High Risk High Reward Trading

Discussion in 'Journals' started by Millionaire, Mar 7, 2018.

  1. southall


    So only people not doing well should post?

    "There is nothing new in Wall Street. There can't be because speculation is as old as the hills. Whatever happens in the stock market to-day has happened before and will happen again." -- ROASO
    #41     Mar 7, 2018
  2. Ayn Rand

    Ayn Rand

    You are right. Some people who are doing well post. Not the best strategy but whatever.

    However on backtesting - It depends on how far back you are doing this and what kind of trading you are doing. There is an implicit assumption with backtesting that things are remaining the same. If this is not true the results will be skewed.

    To assume that trading today is even like trading 5 years ago would be - No

    There are some repeatable patterns over many years but most do not. There are many assumption behind repeatable patterns and if you miss some you will be wrong.

    "There is nothing new in Wall Street. There can't be because speculation is as old as the hills. Whatever happens in the stock market to-day has happened before and will happen again." -- ROASO

    Many things are new on Wall Street. Most are related to the Internet. I can still remember calling my broker to get a quote. Everything is much faster. And everyone knows more - quicker.
    #42     Mar 7, 2018
  3. southall


    If i showed you multiple price charts from 1918 and 2018. I bet you wouldn't be able to tell which are which. "The markets are always changing and they are always the same"
    #43     Mar 7, 2018
    rb7, soulfire and samuel11 like this.
  4. Ayn Rand

    Ayn Rand

    OK. I do not do this so I do not know.

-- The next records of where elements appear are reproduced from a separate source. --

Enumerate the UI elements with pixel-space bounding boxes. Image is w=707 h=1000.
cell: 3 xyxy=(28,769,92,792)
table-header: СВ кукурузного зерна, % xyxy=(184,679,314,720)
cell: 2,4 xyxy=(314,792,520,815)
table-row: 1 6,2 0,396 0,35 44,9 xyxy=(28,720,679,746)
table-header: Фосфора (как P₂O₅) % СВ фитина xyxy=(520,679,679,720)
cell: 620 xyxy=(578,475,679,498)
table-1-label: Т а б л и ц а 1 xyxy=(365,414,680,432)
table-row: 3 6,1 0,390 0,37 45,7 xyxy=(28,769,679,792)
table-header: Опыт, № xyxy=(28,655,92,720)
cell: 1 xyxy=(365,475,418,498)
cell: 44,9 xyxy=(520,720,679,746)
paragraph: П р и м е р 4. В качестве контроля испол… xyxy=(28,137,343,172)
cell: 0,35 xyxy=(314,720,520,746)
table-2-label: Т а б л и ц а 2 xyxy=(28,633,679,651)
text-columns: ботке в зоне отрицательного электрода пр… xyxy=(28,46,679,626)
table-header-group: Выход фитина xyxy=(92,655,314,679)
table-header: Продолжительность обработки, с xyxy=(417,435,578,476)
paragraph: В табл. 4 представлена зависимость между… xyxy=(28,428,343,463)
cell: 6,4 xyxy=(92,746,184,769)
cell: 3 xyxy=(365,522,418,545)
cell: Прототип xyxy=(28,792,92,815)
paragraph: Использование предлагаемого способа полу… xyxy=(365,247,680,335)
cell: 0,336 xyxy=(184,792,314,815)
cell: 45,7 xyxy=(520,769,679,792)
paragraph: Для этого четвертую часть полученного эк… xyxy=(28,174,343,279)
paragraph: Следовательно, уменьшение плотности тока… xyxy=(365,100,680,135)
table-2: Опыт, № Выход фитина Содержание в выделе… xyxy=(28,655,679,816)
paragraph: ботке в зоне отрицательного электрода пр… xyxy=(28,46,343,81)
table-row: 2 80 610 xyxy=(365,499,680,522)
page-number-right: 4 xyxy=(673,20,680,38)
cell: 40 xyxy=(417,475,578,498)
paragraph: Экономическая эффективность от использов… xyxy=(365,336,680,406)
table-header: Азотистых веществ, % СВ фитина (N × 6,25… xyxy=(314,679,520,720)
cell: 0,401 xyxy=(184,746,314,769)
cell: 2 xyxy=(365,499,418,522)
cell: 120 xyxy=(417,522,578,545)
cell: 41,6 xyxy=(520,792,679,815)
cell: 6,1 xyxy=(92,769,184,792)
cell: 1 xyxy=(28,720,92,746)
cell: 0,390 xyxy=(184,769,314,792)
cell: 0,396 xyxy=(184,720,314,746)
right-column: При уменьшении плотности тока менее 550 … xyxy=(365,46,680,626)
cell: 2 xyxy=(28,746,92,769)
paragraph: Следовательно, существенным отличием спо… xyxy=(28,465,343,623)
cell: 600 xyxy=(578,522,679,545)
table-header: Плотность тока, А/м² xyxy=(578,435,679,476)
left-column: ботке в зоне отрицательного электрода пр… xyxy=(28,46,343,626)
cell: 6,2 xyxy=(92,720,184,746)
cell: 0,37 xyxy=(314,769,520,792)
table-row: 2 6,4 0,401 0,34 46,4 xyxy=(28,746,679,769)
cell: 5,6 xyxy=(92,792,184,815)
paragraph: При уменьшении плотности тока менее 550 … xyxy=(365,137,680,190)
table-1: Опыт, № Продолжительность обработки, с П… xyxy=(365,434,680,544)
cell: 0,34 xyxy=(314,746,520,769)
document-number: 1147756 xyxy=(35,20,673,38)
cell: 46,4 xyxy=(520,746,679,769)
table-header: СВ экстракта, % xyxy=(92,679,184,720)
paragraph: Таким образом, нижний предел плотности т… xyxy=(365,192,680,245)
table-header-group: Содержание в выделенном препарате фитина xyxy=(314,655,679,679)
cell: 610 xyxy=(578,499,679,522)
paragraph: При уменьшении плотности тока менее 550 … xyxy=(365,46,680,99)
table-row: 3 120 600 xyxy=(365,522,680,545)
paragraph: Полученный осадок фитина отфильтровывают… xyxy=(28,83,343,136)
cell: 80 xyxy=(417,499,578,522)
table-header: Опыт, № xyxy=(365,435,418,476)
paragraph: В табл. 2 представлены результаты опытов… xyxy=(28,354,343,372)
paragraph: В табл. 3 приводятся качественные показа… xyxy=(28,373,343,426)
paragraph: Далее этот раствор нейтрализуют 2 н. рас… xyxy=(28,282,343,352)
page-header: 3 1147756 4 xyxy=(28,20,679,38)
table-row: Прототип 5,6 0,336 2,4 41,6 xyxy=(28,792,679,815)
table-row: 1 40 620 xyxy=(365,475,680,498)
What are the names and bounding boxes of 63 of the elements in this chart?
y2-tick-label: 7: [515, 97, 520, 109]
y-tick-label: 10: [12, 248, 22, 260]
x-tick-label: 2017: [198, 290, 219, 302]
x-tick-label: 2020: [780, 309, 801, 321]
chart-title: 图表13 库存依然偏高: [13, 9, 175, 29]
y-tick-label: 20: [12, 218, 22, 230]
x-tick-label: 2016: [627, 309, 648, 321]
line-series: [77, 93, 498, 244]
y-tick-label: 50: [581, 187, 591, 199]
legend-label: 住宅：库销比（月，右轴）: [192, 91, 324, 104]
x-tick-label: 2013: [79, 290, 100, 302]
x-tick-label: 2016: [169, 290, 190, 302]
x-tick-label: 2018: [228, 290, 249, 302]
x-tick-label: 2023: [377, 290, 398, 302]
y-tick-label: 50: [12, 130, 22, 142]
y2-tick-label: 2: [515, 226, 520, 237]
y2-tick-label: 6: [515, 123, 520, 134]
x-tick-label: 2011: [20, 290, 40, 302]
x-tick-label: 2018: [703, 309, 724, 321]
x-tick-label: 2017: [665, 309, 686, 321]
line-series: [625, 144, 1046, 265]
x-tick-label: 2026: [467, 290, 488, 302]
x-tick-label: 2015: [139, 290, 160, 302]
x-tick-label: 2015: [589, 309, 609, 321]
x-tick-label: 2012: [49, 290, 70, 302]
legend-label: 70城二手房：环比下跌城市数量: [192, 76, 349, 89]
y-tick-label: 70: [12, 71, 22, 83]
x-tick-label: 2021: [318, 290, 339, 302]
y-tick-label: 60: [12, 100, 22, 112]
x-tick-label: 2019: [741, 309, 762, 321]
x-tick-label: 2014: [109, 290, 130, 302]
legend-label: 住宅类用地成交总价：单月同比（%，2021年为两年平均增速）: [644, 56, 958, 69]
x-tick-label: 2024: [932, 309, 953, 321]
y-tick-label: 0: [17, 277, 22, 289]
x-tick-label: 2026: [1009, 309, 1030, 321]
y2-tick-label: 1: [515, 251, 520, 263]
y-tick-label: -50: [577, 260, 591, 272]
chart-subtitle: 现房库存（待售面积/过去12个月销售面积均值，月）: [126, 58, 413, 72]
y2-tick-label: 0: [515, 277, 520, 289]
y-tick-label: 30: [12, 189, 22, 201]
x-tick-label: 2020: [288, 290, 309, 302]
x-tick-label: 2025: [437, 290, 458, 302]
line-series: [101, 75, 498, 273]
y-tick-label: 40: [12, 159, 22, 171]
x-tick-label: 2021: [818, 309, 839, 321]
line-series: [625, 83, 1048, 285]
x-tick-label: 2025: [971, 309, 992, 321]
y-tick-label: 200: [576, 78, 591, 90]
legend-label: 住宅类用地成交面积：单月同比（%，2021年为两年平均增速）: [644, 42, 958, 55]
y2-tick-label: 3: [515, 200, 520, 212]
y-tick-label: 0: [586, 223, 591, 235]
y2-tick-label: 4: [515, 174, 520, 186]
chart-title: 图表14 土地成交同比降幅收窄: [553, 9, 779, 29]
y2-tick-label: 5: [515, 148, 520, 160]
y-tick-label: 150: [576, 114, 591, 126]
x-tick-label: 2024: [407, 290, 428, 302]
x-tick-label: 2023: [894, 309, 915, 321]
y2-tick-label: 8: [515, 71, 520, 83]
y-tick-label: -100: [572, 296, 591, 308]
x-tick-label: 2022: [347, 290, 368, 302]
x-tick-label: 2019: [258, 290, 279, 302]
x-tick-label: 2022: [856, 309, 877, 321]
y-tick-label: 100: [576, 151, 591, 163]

    What I do know is that intraday is not the same.

    Also with all of the info and whatever how would explain that there is not difference?

    It just does not make sense - mutual funds vs individuals - computers vs whatever -

    How can it be the same?

    Not saying no but how
    #44     Mar 7, 2018
  5. JackRab


    How can your biggest drawdown be 20% in Jan-Feb when you're risk per trade is only 4%? Or am I reading that wrong? That 20% was over a week instead on a single trade?

    Also... if you're near full margin with futures through IB, that means a leverage of about 30x. Not much wiggle room to stay clear of that 4% per trade... especially in a fast moving market.
    Last edited: Mar 7, 2018
    #45     Mar 7, 2018
  6. 5 losses in a row, perhaps..
    #46     Mar 7, 2018
  7. JackRab


    So over a full week then... he doesn't really trade that much. Less than daily on average... 200 trades per year.

    So for him to hit that 50% drawdown... that's 12 losing days in a row... well, more if you take into account losing economies. About 17 losing days in a row at -4% each trade at one trade per day.

    Seems like a crappy system to me. The drawdowns are way to big... and the risk reward is just average really....
    #47     Mar 7, 2018
  8. JSOP


    I think he's posting just to challenge the sticking with a fixed % of trading capital of how much to risk and to demonstrate that when the positive return is high enough and consistent enough, it is not required and in fact the higher the amount to risk, the higher the return is and defeats further purpose of risking only a small fixed % of capital to trade.
    #48     Mar 7, 2018
  9. Agreed.The system might be somewhat viable one way only.Long, for e.g.
    #49     Mar 7, 2018
  10. I guess I think a bit different. I think about the money, forget all this drawdown stuff. And number of losing days stuff.

    If I had $1 million (provided i have $10 million sitting somewhere) in my account that I want to use for investing and grow my money and a trader approach and saying I have system with the back test results of
    Yearly returns:
    2013: +120%
    2014: +204%
    2015: +48%

    Largest drawdowns in each year:
    2013: -55%
    2014: -40%
    2015: -56%

    I ask him, "what does drawdown mean" and he/she responds "it simply means you may see your balance drop by 56% during the year, but it will recover and possible end the year on 100%.

    I am taking the risk and giving this trader $1 million of my money. I can careless if the account may drop 56%.

    To the OP, if you comfortable with the system and its return, go trade it or sale it. That's just my two cents.